Any other information on results incl. tables

- recovery rates from liver were between 43% and 59% with tendency to increase with the amount of test item used for spiking the liver samples

- no test item was identified in the chromatograms of the samples from the control animals

- no test item was identified in the chromatograms of the samples from the animals that had received 1000 mg/kg bw for 90 days, i.e. the concentration of the test item in dried liver was below the limit of detection of 1.5 µg/g

- recovery rates from blood plasma were between 20% and 39% with tendency to increase with the amount of test item used for spiking the plasma samples

- no test item was identified in the chromatograms of the samples from the control animals

- there was a shoulder in the background peaks that resulted from extracted blood plasma constitutents that interfered with the test item peak leading to some uncertainty in quantification, the estimated concentration of the test item in dried blood plasma was always below 1 µg/g

Applicant's summary and conclusion

Conclusions:
Interpretation of results (migrated information): other: test item is not bioavailable
Test item concentrations in liver and blood plasma samples of male and female rats that had received Pigment Red 122 at 1000 mg/kg/day during a 90-day subchronic oral toxicity study (total administered dose 90000 mg/kg) were below quantifiable limit concentrations of 1.5 ug/g dried liver and 0.4 / 0.6 ppm dried blood plasma.
Executive summary:

The study aimed at generating data on the bioavailability of Pigment Red 122 after oral administration. To this end, liver and blood plasma samples were analysed that were obtained from male and female rats subjected to a 90-day subchronic oral toxicity study with Pigment Red 122. The organ samples were extracted and analysed with high-performance liquid chromatography (HPLC) for the presence of Pigment Red 122.

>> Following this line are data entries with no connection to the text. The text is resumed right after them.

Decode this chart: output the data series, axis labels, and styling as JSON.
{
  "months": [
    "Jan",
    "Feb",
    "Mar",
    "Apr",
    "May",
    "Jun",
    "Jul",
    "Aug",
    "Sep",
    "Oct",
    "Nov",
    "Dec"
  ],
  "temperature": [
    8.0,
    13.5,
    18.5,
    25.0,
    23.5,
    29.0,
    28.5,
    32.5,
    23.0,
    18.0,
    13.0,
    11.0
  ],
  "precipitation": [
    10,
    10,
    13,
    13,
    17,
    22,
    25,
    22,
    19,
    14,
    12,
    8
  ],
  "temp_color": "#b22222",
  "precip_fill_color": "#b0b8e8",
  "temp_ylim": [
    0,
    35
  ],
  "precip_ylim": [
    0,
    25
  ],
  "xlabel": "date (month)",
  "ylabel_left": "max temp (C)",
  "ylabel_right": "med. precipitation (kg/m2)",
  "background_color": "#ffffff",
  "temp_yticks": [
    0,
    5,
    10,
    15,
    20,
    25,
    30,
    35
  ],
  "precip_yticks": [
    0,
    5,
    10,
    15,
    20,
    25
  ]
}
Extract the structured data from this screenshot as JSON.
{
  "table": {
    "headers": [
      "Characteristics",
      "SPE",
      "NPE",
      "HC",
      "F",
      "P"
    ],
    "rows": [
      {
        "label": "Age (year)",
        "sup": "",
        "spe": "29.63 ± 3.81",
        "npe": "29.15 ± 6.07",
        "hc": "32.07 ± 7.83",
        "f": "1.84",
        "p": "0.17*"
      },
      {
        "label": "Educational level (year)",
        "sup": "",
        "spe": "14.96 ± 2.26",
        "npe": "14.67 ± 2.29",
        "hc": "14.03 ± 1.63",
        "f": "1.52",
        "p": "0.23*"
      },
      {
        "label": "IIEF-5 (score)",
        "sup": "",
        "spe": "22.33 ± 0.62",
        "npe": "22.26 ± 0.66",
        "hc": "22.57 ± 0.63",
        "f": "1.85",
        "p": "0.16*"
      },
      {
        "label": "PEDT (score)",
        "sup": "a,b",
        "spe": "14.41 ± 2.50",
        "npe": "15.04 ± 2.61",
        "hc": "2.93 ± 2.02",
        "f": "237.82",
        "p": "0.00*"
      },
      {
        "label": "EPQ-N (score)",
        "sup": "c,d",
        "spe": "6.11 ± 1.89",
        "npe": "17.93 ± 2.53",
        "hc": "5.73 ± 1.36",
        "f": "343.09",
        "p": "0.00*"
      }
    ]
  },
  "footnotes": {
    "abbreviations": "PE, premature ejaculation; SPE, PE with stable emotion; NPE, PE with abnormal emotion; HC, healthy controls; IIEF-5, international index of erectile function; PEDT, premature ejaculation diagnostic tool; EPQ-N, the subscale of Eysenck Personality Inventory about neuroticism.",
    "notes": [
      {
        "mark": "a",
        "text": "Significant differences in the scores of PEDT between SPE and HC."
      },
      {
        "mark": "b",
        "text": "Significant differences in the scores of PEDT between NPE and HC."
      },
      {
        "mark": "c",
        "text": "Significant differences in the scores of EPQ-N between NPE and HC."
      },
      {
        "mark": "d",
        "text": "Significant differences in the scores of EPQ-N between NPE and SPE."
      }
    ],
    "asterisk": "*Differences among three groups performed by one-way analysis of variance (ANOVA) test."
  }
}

The recovery rates were between 43 % and 59 % for liver samples and between 20 % and 39 % for blood plasma samples. In both cases there was a tendency of the recovery rate to increase with the amount of Pigment Red 122 used for spiking the samples. Attempts to increase the recovery by altering the extraction time or temperature were not successful. Given the extremely low solubility of Pigment Red 122 in water and most organic solvents, the obtained recovery rates were considered acceptable. The limits of detection were estimated at about 1.5 ppm for dried liver and 0.4 / 0.6 ppm for dried blood plasma.

Analysis of organ samples from animals of the high dose group that had received 1000 mg Pigment Red 122/kg/day for consecutive 90 days revealed no concentrations of Pigment Red 122 above the detection limits. For both organs, in chromatogram region of the Pigment Red 122 peak at 16.9 minutes, there was a shoulder in the chromatogram caused by extracted blood plasma or liver constituents. This led to some variability in the peak area in this region between the samples. In some samples, a shoulder in the region of the Pigment Red 122 peak was visible. However, the estimated concentration of Pigment Red 122 in dried blood plasma was always below 1 µg/g. No Pigment Red 122 peak was visible in the chromatograms of the extracts of liver samples of the rats that had received 1000 mg Pigment Red 122/kg/day for 90 consecutive days.